Spice, Spices, Trade routes, India

Spices are aromatic substances of plant origin, used in small quantities as food additives or in drinks, for taste, smell, color, as preservative or anti-bacterial agents, or as refreshing or invigorating agent. Some of these have a strong, pungent smell and taste, some others have hotter and sharper taste. Some are enchantingly fragrant, some are mildly sweet and in charming colors.

A spice is a dried part of a plant as its bark or leaves, root, fruit, or seed. It might be grated into a powder form, are mashed into a paste. It may even be used un-dried and eaten as a vegetable, like basil, or in another form as in cosmetics or perfumery. Some seeds like mustard seeds, or cardamom or cumin are used as it is, or in powder form. The roots, fruits, seeds, flowers and leaves of trees, plants and other herbs have been the principal constituents of India's time-tested and traditional Ayurvedic medications.

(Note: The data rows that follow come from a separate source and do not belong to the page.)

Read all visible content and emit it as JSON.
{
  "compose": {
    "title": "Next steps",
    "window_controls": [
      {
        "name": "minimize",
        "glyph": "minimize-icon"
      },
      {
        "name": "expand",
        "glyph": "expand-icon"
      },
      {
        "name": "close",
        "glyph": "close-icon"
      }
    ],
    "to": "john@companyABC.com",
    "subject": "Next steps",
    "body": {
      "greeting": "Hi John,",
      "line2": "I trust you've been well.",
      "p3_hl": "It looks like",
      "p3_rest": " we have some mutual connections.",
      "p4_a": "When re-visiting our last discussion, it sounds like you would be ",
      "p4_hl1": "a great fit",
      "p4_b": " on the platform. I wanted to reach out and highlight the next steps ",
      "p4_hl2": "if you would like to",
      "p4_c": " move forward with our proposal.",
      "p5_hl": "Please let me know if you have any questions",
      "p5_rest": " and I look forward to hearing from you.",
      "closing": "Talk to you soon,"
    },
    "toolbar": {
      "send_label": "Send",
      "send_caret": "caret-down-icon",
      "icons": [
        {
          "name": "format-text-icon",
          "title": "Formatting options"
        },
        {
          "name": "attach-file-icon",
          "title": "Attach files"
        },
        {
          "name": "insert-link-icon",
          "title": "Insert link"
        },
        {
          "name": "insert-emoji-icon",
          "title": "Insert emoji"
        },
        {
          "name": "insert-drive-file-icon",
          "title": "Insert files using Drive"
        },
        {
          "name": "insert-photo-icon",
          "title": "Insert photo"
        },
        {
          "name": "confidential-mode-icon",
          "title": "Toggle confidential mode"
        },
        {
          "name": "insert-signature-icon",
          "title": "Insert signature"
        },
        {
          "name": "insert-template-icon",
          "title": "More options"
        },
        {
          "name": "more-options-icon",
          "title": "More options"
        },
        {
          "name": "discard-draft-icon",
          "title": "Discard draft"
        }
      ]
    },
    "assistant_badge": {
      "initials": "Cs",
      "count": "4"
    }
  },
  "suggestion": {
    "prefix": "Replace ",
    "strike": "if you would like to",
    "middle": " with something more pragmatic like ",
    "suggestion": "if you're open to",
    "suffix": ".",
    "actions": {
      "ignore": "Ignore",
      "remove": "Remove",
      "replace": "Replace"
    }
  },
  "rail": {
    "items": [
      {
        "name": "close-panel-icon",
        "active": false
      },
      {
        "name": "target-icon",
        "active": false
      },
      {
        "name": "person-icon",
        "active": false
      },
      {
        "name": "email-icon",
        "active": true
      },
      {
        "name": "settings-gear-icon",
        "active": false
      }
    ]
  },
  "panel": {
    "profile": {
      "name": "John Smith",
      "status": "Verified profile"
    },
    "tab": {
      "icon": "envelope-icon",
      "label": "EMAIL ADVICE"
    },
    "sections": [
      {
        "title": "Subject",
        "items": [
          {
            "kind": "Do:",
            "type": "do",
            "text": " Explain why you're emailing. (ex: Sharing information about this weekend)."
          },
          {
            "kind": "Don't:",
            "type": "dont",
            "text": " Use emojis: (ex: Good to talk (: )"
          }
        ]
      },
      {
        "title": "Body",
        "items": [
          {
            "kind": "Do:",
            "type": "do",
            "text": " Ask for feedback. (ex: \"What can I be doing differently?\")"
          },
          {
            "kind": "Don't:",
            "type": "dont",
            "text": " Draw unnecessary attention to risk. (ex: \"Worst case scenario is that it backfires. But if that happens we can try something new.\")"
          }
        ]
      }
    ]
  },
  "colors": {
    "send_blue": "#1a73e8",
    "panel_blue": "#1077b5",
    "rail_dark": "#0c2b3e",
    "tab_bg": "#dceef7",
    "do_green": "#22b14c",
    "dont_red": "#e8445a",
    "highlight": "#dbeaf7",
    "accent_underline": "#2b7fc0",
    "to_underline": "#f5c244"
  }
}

India has been famous for its spices even from early historical periods. These spices include dried fruits like black pepper and nutmeg, mustard or cumin, roots such as turmeric, garlic and ginger, barks such as cinnamon, dried buds like saffron, cardamom, drinkables such as tea and coffee. And there has been a flourishing spice trade between India and Middle East, and between India and the European countries. Some of these spices have been grown in countries like Ceylon (modern Sri Lanka), Indonesia, Malaysia, Thailand, in the Far East. China has also been in the picture for quite long and in fact the celebrated tea has come from that country. Some of the South American countries were also known to have been producers of some of these herbs. There is mentioning of the spices from at least from 6th century BC, if not long, long before that. During the so-called Middle Ages, the European countries imported 1,000 tons of black pepper and an equal quantity of other spices every year. The cost for this much of condiments was equivalent to the cost for the food grains for 1.5 million people, according to modern economists. The finance minister of the south-western state of the erstwhile Travancore was officially named the 'secretary for the pepper purse', and it shows how much important the pepper trade for that country was even during those early days.

The trade routes in the early modern period in world history were noted for the trade business the European countries were having those days. These routes were the gateways for the spices from South Asian countries, which meant India and its neighbors. Venice, which was the monopolistic dealer in the spices, was charging exorbitant prices. Portugal and Spain decided to control the sea (trade) routes, or to have fresh routes. And it was how Christopher Columbus was dispatched towards the west and Vasco da Gama proceeded towards the east. The former stumbled upon the Americas in 1492 and the latter landed in Calicut (Kozhikode, now) in Kerala, India. Columbus informed his people about the new land he landed on and about the several new spices he could notice there. Vasco da Gama too reported to his people about Malabar, the inexhaustible land of spices and other riches. The Portuguese became very rich and powerful by controlling the sea routes to India. They traded directly with India, Siam and China. On the one hand they controlled the Silk Routes to China and now the sea routes to India. Not only the spices, but almost all the visible riches and treasures of the East like gold, diamonds, rubies, emeralds, began reaching Europe, either bought or plundered. The rest is history, commercial, cultural, colonial, political and otherwise.

And now, of the total spice production in the East, 86% is from India, 5% is from China, 3% from Bangladesh, 2% from Pakistan, 1% from Nepal and the rest of 3% from other countries, according to an estimate of the FAO.